UN peacekeeping mission wraps up Mali deployment after being ordered out
The Hindu
UN mission in Mali completes withdrawal, UN chief praises its "key role" in protecting civilians & supporting peace process.
The UN mission in Mali ended a decade of deployment in the crisis-wracked country on Sunday, meeting a December 31 deadline agreed after Mali’s military leaders ordered it to leave.
The UN stabilisation mission, United Nations Multidimensional Integrated Stabilization Mission in Mali (MINUSMA), had been in place since 2013, and its withdrawal is igniting fears that fighting will intensify between troops and armed factions.
UN Secretary-General Antonio Guterres said in a statement on December 31 that MINUSMA had completed its agreed withdrawal by December 31.
A “liquidation phase” will begin from January 1, involving activities such as handing over equipment to the authorities with smaller teams at sites in Gao and Bamako.
The UN chief praised the missions’s “key role” in protecting civilians and supporting the peace process in Maliwhich is in the grip of jihadist violence and other crises.
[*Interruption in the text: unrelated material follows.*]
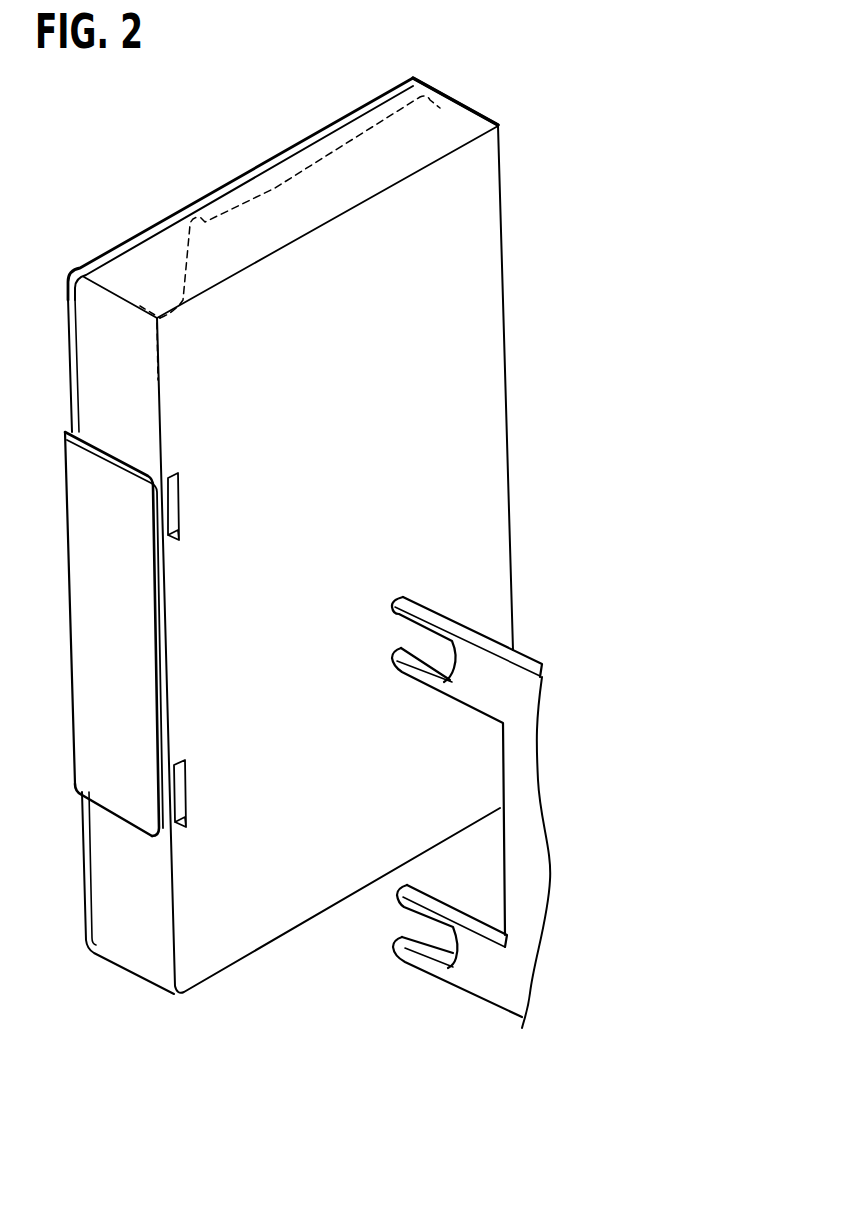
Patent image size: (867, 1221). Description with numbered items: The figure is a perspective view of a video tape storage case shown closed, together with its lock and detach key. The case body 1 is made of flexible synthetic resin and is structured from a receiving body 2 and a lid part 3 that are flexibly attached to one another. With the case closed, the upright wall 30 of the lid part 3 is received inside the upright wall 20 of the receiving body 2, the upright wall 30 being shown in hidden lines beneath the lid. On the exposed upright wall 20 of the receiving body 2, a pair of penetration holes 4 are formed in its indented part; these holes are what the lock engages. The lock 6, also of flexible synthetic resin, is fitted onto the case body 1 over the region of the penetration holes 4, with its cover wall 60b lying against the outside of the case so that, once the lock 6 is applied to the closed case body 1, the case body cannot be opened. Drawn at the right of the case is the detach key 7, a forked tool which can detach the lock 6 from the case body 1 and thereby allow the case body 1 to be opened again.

Violence has swept the fragile and poor country, spilling over into neighbouring Burkina Faso and Niger and inflaming ethnic tensions along the way.
Mr. Guterreas also recognised the work of MINUSMA in “ensuring respect for the ceasefire in the context of the 2015 peace and reconciliation agreement” between Bamako and northern rebel groups), as well as its efforts towards restoring state authority.